U.S. Labor Department Drops Crypto Warning, Opening Door for Bitcoin in 401(k)s

The U.S. Department of Labor has officially withdrawn its previous warning against including cryptocurrencies in retirement plans, a move that could expand access to assets like Bitcoin and Ethereum within 401(k) portfolios.

The reversal—enacted under the Trump administration—marks a significant shift from the 2022 guidance issued by the Biden-era Labor Department, which urged extreme caution due to crypto’s volatility, risk of fraud, and unclear regulatory status. While not a ban, that guidance had discouraged plan sponsors from offering crypto options without strong justification.
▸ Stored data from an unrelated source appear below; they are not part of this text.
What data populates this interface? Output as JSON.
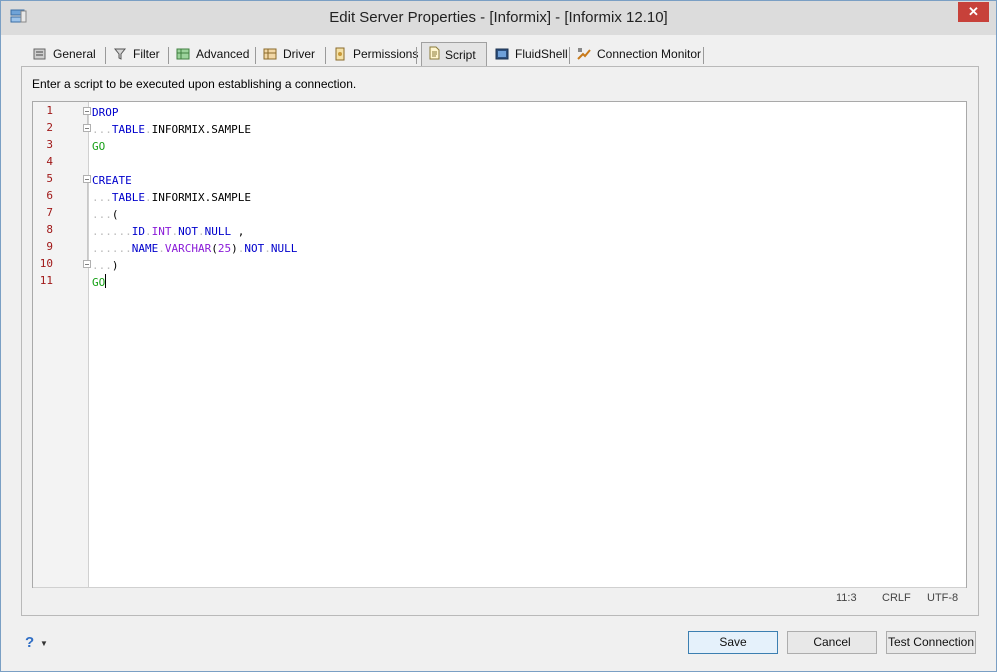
{
  "window": {
    "title": "Edit Server Properties - [Informix] - [Informix 12.10]",
    "close_label": "✕"
  },
  "tabs": [
    {
      "label": "General",
      "icon": "general-icon"
    },
    {
      "label": "Filter",
      "icon": "filter-icon"
    },
    {
      "label": "Advanced",
      "icon": "advanced-icon"
    },
    {
      "label": "Driver",
      "icon": "driver-icon"
    },
    {
      "label": "Permissions",
      "icon": "permissions-icon"
    },
    {
      "label": "Script",
      "icon": "script-icon",
      "active": true
    },
    {
      "label": "FluidShell",
      "icon": "fluidshell-icon"
    },
    {
      "label": "Connection Monitor",
      "icon": "connection-monitor-icon"
    }
  ],
  "script_panel": {
    "instruction": "Enter a script to be executed upon establishing a connection.",
    "line_numbers": [
      "1",
      "2",
      "3",
      "4",
      "5",
      "6",
      "7",
      "8",
      "9",
      "10",
      "11"
    ]
  },
  "code": {
    "l1": {
      "kw": "DROP"
    },
    "l2": {
      "dots": "...",
      "kw": "TABLE",
      "rest": "INFORMIX.SAMPLE"
    },
    "l3": {
      "go": "GO"
    },
    "l5": {
      "kw": "CREATE"
    },
    "l6": {
      "dots": "...",
      "kw": "TABLE",
      "rest": "INFORMIX.SAMPLE"
    },
    "l7": {
      "dots": "...",
      "rest": "("
    },
    "l8": {
      "dots": "......",
      "col": "ID",
      "type": "INT",
      "c1": "NOT",
      "c2": "NULL",
      "tail": " ,"
    },
    "l9": {
      "dots": "......",
      "col": "NAME",
      "type": "VARCHAR",
      "paren_open": "(",
      "num": "25",
      "paren_close": ")",
      "c1": "NOT",
      "c2": "NULL"
    },
    "l10": {
      "dots": "...",
      "rest": ")"
    },
    "l11": {
      "go": "GO"
    }
  },
  "status": {
    "position": "11:3",
    "line_ending": "CRLF",
    "encoding": "UTF-8"
  },
  "footer": {
    "help_symbol": "?",
    "save": "Save",
    "cancel": "Cancel",
    "test_connection": "Test Connection"
  },
  "colors": {
    "keyword": "#0000cc",
    "type": "#8a1bd8",
    "go": "#16a016",
    "line_number": "#a01818",
    "close": "#c7413a"
  }
}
Now, the Labor Department has adopted a neutral position. Plan fiduciaries are free to evaluate digital assets as potential investments, so long as they meet the legal standard of prudence under the Employee Retirement Income Security Act (ERISA).

The change reflects a broader embrace of cryptocurrency by the Trump administration, which has supported pro-crypto policies, accepted digital asset donations, and even floated the idea of a national crypto reserve.

Still, many retirement plan sponsors remain cautious. Financial advisors recommend keeping any crypto allocation small—typically no more than 1–3%—given ongoing concerns about volatility, valuation, and secure storage.

While this policy shift opens the door for innovation, it doesn’t guarantee widespread adoption. It puts the decision back in the hands of plan administrators, making the future of crypto in retirement accounts both possible—and uncertain.